Pas de récupération politique non plus
Egalement, une délégation a été reçue le 17 novembre au Conseil Départemental par la vice-présidente, Florence Doucet. Le collectif a indiqué à ce propos, après cette rencontre : “S’ils sont conscients des situations dramatiques à Blois, les personnes présentes n’ont pas répondu à notre appel de solidarité et à dépasser, un peu, un tout petit peu leur champ de compétences, même de manière symbolique.” Si l’État a régulièrement épuisé tous ses budgets, le Département 41 mentionne de son côté en effet un nombre de cas qui explose depuis 2022 et par conséquent, des dispositifs d’accueil locatif qui sont saturés. Alors, comment faire quand ce n’est toujours pas possible pour les collectivités et élus locaux justement de faire, malgré le triste constat et l’empathie ? Tous les acteurs confondus s’affirment conscients que ces vagues d’arrivées risquent en sus de ne pas diminuer du fait de facteurs favorisant (économiques, climatiques, sans oublier les conflits et guerres…). « Contrairement à la misère du monde, la charité n’est pas absolue et infinie», d’après le philosophe Michel Onfray.

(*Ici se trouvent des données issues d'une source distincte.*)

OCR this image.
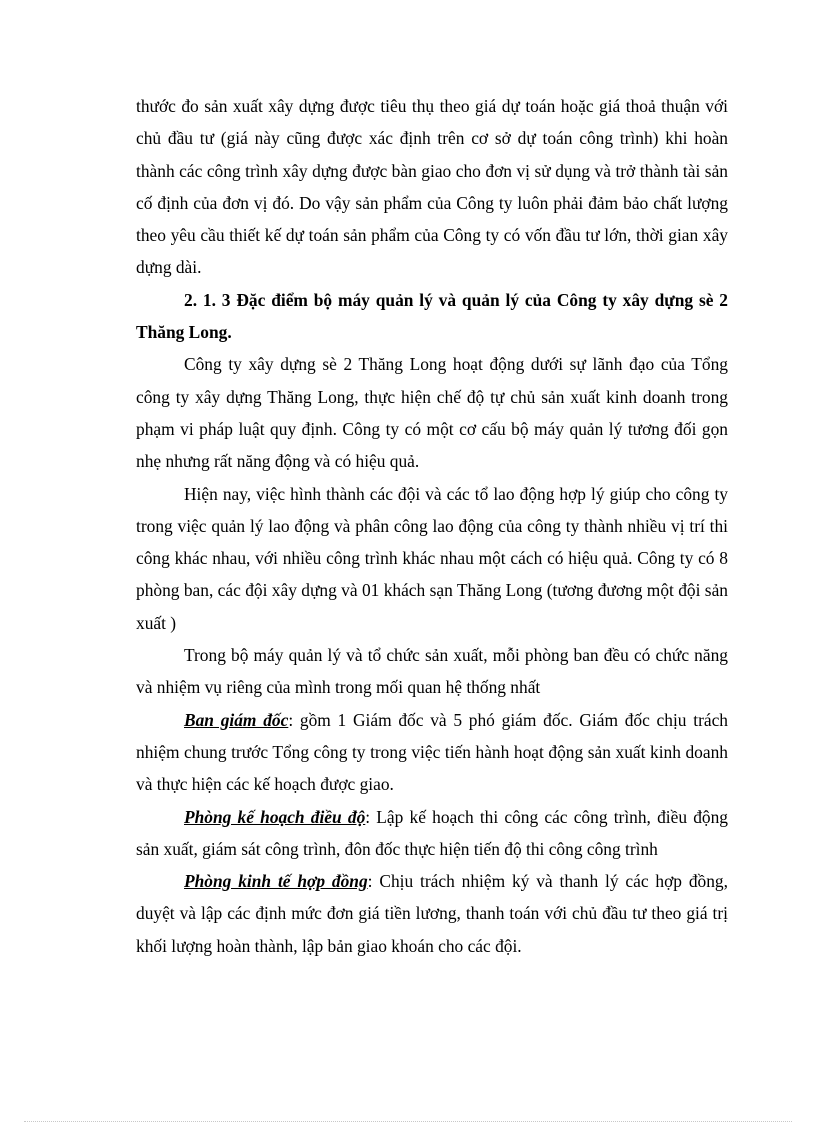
thước đo sản xuất xây dựng được tiêu thụ theo giá dự toán hoặc giá thoả thuận với chủ đầu tư (giá này cũng được xác định trên cơ sở dự toán công trình) khi hoàn thành các công trình xây dựng được bàn giao cho đơn vị sử dụng và trở thành tài sản cố định của đơn vị đó. Do vậy sản phẩm của Công ty luôn phải đảm bảo chất lượng theo yêu cầu thiết kế dự toán sản phẩm của Công ty có vốn đầu tư lớn, thời gian xây dựng dài.

2. 1. 3 Đặc điểm bộ máy quản lý và quản lý của Công ty xây dựng sè 2 Thăng Long.

Công ty xây dựng sè 2 Thăng Long hoạt động dưới sự lãnh đạo của Tổng công ty xây dựng Thăng Long, thực hiện chế độ tự chủ sản xuất kinh doanh trong phạm vi pháp luật quy định. Công ty có một cơ cấu bộ máy quản lý tương đối gọn nhẹ nhưng rất năng động và có hiệu quả.

Hiện nay, việc hình thành các đội và các tổ lao động hợp lý giúp cho công ty trong việc quản lý lao động và phân công lao động của công ty thành nhiều vị trí thi công khác nhau, với nhiều công trình khác nhau một cách có hiệu quả. Công ty có 8 phòng ban, các đội xây dựng và 01 khách sạn Thăng Long (tương đương một đội sản xuất )

Trong bộ máy quản lý và tổ chức sản xuất, mỗi phòng ban đều có chức năng và nhiệm vụ riêng của mình trong mối quan hệ thống nhất

Ban giám đốc: gồm 1 Giám đốc và 5 phó giám đốc. Giám đốc chịu trách nhiệm chung trước Tổng công ty trong việc tiến hành hoạt động sản xuất kinh doanh và thực hiện các kế hoạch được giao.

Phòng kế hoạch điều độ: Lập kế hoạch thi công các công trình, điều động sản xuất, giám sát công trình, đôn đốc thực hiện tiến độ thi công công trình

Phòng kinh tế hợp đồng: Chịu trách nhiệm ký và thanh lý các hợp đồng, duyệt và lập các định mức đơn giá tiền lương, thanh toán với chủ đầu tư theo giá trị khối lượng hoàn thành, lập bản giao khoán cho các đội.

Le conseiller départemental Vételé, précité, a réagi sur ce point et insisté : “«Oui, comme le disait Michel Rocard (Premier ministre français en 1989, ndlr), l’Europe ne peut pas accueillir toute la misère du monde… Mais elle peut prendre sa part !». En attendant, le collectif a tout de même réussi à faire passer le curseur de l’indifférence à l’attention, et tient d’ailleurs à préciser : “notre collectif a été créé par des parents d’élèves, des bénévoles, des enseignants, qui sont indignés par le fait de voir des enfants à la rue. Et c’est tout. Nous sommes extrêmement vigilants sur le fait d’éviter toute récupération politique. Nous ne regardons pas la couleur politique de nos interlocuteurs. Nous ne souhaitons qu’une chose : pas d’enfants à la rue!’